Unlike the Hunley, the USS Arizona will not be raised. And that's central to the problem Morris is facing in Pearl Harbor. Sunk on Dec. 7, 1941, and its superstructure salvaged during the war, the Arizona has been made a memorial to the sailors who perished and remain buried with her. A monument to their sacrifice has been built on the site.
But even tourist brochures and post cards of the Arizona memorial show the oil slick streaming along the surface of the water above the ship. The oil slick moves in the direction of the prevailing current and trade winds, towards the Pacific Ocean.
“Divers report seeing globs of the heavy fuel oil seeping from some of the hatches,” Morris said. “We are testing the microbial degradability of the oil, which is also being chemically analyzed by a collaborator at Texas A&M University. It is a heavy oil, and I doubt if it is very degradable.”
She said another concern centers on where the oil goes when it leaves the sunken ship. If it disperses quickly into the Pacific Ocean, it presents little additional impact on an already contaminated harbor. For the time being, the oil does not seem to be collecting on the shoreline or presenting a significant hazard to sea life. But the National Park Service fears one day a section of the ship will open, release a large quantity of the fuel oil and create a much more serious problem.
“So, while scientists at the University of Nebraska look at rates of corrosion on the Arizona and for ways to slow it down, we study the microorganisms that might be contributing to the corrosion,” Morris said.

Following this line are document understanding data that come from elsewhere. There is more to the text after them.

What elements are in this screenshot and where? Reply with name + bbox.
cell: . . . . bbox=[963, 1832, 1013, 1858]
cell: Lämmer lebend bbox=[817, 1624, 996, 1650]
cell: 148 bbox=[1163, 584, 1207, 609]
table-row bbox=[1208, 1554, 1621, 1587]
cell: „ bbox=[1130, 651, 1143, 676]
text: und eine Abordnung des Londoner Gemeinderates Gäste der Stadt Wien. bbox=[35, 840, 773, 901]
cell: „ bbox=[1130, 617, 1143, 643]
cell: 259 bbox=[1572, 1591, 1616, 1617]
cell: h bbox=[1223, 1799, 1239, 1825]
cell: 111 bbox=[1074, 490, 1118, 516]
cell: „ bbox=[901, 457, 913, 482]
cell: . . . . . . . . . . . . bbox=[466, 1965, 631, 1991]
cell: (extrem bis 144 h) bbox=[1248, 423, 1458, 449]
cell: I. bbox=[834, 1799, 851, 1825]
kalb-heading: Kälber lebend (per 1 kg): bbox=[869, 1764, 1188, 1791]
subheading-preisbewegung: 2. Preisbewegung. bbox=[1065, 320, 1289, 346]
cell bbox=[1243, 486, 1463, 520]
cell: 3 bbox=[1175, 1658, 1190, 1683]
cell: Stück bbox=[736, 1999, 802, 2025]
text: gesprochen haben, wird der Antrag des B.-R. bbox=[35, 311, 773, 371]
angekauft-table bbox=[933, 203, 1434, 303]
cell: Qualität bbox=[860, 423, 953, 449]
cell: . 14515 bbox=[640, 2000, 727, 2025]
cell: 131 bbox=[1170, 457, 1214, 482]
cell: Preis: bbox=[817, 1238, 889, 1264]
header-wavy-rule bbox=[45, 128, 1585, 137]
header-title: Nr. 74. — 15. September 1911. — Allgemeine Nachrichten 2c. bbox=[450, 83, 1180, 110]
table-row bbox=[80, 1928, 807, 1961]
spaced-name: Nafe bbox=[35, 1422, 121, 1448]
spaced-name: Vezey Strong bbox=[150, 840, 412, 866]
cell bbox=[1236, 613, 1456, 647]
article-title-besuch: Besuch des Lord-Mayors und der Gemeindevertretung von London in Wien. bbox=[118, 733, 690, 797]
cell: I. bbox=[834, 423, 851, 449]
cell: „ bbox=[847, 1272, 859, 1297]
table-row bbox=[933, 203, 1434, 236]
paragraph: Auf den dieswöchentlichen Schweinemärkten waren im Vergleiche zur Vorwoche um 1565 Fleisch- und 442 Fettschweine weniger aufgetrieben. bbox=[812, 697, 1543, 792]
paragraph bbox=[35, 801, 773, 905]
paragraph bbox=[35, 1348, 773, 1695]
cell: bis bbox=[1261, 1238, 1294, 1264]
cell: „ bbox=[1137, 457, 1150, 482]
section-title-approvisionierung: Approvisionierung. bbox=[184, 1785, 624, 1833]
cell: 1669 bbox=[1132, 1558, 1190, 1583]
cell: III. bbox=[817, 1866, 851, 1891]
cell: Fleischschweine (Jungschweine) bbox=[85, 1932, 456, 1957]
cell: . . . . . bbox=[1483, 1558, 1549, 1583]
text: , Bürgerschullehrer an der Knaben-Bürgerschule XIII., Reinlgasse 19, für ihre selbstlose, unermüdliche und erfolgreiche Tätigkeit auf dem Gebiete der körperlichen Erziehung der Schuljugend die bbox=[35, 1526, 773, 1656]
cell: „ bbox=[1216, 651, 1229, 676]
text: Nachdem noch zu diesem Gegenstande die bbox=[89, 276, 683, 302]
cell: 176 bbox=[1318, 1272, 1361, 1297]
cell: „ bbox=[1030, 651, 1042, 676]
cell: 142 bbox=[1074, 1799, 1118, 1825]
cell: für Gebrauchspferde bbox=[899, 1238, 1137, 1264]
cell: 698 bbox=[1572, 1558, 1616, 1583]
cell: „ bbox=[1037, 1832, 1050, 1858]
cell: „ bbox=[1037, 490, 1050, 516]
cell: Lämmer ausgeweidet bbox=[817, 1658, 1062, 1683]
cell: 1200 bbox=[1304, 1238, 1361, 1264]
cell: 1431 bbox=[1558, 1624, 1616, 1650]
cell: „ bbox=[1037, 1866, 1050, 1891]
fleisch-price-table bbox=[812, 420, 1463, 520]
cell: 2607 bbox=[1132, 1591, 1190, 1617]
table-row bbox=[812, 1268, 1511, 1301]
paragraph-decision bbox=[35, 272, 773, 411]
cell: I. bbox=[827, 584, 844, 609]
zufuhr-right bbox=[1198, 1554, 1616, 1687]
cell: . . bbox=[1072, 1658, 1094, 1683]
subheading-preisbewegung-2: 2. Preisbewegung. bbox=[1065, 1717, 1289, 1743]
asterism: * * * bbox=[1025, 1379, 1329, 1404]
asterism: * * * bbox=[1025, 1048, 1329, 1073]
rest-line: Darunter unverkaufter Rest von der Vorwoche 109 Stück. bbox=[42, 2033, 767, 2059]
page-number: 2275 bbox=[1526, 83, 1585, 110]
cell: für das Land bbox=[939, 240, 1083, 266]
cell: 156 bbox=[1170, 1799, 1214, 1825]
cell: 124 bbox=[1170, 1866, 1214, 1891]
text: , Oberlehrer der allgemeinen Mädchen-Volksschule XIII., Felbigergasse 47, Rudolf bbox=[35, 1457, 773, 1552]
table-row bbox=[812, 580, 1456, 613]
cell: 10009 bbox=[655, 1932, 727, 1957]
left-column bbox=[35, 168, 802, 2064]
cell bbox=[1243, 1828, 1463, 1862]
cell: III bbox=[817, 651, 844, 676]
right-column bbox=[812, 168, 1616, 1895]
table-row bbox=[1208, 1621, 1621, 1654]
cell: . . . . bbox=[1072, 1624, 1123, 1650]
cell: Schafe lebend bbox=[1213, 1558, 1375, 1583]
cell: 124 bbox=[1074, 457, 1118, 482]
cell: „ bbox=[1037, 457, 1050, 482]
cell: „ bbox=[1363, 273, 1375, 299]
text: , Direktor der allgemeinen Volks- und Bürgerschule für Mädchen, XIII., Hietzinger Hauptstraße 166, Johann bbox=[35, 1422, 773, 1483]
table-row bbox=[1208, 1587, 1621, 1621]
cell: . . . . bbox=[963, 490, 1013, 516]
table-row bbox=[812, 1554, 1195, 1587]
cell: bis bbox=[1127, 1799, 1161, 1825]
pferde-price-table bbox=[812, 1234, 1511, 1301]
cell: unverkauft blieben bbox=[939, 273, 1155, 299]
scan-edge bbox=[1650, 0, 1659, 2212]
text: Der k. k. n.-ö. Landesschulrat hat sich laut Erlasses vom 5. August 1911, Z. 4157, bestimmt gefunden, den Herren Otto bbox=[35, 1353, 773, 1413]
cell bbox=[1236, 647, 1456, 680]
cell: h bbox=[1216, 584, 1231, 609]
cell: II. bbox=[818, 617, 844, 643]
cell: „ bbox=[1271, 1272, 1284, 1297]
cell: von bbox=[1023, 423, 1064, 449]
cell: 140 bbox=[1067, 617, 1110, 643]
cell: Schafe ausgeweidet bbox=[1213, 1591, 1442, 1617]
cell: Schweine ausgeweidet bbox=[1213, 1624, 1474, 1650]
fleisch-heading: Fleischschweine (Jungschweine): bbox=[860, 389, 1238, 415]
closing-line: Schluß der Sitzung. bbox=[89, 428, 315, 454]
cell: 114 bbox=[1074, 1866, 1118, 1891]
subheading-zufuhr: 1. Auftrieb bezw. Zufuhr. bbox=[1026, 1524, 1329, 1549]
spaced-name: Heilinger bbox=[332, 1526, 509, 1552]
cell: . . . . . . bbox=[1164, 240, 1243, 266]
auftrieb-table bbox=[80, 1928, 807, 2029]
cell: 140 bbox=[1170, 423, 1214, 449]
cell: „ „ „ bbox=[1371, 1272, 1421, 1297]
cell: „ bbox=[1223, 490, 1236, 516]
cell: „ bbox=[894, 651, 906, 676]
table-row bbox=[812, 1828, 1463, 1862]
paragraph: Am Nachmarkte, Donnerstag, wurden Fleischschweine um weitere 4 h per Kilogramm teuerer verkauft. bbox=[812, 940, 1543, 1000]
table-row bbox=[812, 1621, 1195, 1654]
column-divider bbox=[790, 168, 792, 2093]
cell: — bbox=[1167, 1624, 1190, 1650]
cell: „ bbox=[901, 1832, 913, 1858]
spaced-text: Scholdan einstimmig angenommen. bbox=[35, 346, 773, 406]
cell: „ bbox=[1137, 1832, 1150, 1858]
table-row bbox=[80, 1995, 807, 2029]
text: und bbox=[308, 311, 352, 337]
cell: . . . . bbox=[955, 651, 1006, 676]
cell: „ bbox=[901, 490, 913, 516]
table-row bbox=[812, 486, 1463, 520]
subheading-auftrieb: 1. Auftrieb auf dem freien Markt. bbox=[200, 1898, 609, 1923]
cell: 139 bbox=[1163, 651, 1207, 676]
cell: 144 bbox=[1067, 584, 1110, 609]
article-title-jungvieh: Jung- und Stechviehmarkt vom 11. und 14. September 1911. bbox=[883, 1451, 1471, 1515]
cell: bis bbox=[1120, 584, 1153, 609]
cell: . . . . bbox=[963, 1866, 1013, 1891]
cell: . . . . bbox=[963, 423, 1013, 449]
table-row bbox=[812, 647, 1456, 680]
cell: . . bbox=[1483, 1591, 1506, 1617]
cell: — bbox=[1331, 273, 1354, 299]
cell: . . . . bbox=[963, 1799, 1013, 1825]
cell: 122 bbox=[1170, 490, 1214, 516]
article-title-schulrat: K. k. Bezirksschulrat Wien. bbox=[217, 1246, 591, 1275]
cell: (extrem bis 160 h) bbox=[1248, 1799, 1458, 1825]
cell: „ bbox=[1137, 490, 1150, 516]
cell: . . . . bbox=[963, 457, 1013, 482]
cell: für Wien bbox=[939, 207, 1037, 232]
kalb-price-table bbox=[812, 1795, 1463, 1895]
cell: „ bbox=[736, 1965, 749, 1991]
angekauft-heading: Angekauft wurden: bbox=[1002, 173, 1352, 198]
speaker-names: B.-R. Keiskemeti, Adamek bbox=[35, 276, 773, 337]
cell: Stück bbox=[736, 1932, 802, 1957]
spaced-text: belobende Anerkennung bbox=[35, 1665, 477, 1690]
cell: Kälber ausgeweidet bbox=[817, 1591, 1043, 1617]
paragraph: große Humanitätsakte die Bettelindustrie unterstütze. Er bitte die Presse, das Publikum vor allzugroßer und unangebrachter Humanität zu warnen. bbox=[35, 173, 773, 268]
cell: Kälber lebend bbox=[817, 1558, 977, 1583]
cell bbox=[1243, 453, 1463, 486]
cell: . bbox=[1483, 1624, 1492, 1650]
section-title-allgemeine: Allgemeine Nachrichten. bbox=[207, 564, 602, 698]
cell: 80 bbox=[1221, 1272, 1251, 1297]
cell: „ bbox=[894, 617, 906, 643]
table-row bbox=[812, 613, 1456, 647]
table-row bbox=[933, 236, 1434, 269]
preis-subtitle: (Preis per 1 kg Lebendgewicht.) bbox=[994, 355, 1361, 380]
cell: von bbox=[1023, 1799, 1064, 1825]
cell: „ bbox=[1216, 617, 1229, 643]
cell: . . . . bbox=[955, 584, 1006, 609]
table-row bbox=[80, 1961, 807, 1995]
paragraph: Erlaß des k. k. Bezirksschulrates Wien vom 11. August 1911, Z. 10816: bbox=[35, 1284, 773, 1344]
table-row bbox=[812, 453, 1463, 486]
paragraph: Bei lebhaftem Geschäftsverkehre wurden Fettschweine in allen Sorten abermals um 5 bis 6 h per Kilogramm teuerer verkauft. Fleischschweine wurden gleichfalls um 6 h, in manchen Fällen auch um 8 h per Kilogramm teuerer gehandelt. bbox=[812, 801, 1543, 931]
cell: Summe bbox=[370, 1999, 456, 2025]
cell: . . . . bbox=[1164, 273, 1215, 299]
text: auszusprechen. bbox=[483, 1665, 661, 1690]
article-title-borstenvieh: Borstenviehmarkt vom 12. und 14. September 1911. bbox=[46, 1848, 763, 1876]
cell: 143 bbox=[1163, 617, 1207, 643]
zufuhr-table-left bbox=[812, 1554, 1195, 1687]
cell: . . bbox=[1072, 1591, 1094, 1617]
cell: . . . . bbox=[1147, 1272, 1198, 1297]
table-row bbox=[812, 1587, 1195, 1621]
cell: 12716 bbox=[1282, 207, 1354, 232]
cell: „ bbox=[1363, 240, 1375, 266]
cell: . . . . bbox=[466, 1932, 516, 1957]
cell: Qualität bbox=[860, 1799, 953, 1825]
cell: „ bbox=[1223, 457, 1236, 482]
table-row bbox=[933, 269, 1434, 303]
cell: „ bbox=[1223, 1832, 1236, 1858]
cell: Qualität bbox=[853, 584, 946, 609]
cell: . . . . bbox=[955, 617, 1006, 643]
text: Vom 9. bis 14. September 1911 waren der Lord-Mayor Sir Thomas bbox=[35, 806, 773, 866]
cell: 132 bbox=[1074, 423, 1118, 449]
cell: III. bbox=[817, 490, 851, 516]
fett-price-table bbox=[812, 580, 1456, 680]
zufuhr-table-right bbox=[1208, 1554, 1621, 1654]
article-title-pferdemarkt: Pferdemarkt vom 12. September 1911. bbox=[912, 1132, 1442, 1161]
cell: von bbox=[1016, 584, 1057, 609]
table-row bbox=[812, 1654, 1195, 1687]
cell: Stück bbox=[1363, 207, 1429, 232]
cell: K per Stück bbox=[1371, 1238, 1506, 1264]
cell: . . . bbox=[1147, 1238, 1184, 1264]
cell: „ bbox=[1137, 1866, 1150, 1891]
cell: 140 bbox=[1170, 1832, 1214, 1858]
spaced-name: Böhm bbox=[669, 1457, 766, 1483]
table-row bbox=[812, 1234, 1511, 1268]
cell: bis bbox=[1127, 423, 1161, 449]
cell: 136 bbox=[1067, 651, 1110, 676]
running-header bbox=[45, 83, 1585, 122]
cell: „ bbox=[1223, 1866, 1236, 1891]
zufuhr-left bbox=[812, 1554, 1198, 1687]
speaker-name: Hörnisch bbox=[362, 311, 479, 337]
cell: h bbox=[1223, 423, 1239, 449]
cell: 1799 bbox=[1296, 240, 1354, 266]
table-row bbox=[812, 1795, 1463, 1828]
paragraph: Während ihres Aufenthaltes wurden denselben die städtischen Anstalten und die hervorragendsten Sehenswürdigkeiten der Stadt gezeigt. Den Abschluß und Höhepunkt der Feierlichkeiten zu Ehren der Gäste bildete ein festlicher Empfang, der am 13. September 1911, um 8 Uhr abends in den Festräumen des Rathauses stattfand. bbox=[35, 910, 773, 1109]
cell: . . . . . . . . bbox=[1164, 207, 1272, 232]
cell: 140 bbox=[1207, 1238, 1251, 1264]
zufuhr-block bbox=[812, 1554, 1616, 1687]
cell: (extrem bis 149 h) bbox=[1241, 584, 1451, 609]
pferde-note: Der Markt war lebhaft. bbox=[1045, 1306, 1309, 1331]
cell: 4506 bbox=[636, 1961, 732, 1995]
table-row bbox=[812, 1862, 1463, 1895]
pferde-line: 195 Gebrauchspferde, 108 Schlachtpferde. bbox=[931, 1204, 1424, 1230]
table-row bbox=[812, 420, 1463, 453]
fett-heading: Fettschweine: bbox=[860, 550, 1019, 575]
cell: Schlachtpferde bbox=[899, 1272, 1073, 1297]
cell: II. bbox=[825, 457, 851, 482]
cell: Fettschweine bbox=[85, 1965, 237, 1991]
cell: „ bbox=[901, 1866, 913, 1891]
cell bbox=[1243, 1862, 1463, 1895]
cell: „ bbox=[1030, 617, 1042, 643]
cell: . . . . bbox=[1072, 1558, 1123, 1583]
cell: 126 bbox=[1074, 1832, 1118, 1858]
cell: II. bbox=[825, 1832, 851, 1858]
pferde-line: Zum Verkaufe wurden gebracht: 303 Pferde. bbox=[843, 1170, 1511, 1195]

Morris is an environmental microbiologist with research interests in biodegradation of crude oil, and other contaminants, including polychlorinated biphenyls. She also researches the effects of uranium and nickel toxicity to microorganisms, and how these co-contaminants impact bioremediation strategies.
“And now I’ve been called on to study microorganisms from sunken ships,”
Morris said. “It will be interesting to determine how a microbiologist
can be used to help answer archeological questions.”